Young Americans buying fewer houses

by Andrea Zander

Homeownership rates among young adults today are even lower than in 1988, because of pressures created by elevated housing construction costs, weak income growth among low- and moderate-income households, and expensive land prices, according to The State of the Nation's Housing 2018, a comprehensive annual report produced by the Joint Center for Housing Studies of Harvard University.

Approximately 24 percent of 20- to 24-year-olds moved in 2017, which is down from 34 percent for the age group in 1996. The mobility rate dropped 3 percentage points for 30- to 34-year-olds, and it dipped 1 percentage point for those 65 and up.

Overall, 11 percent of residents moved into a new home in 2017, compared with 12 percent in 2012 and 13 percent in 2007.

Americans aged 25 to 34 have homeownership rates at 4.2 and 6.3 percentage points less than their 1994 and 1987 counterparts, respectively. Although young adults will continue to fuel household growth, due to the numbers of millennials in the country, “adults under age 35 are still not forming households at rates as high as previous generations at that age,” according to the report.

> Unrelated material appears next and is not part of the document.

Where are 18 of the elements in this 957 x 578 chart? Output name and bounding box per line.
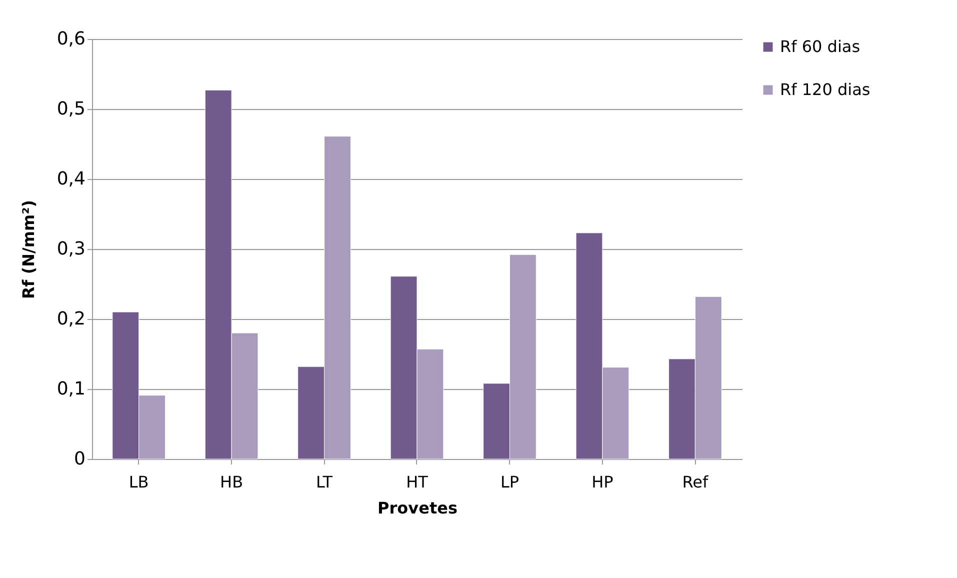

Families moving out of their home state have been constant. New residents are moving into homes in the West and the Southeast, including Washington, Oregon, Florida, Georgia and South Carolina. The Western region is appealing to many because there are numerous high-paying jobs in those areas. And the South’s lower cost of living is attracting new residents.

Millennials, in particular, headed to Colorado, Georgia, Maine, Minnesota, New Hampshire, Oregon, Texas and Washington.

California, New York and Illinois, the expensive states, had most residents leaving because of the high costs of housing and living, losing 443,000 residents to domestic migration in 2017, more than double the 207,000 net losses in 2011.

Although the pace of household growth in 2017 still lagged long-term average rates, the outlook remains largely positive. With incomes and wealth rising, the growth and aging of the U.S. population is expected to drive up household growth and, therefore, the demand for housing. Assuming the current economic expansion continues, state-to-state migration should increase further, bringing new housing demand to different parts of the country.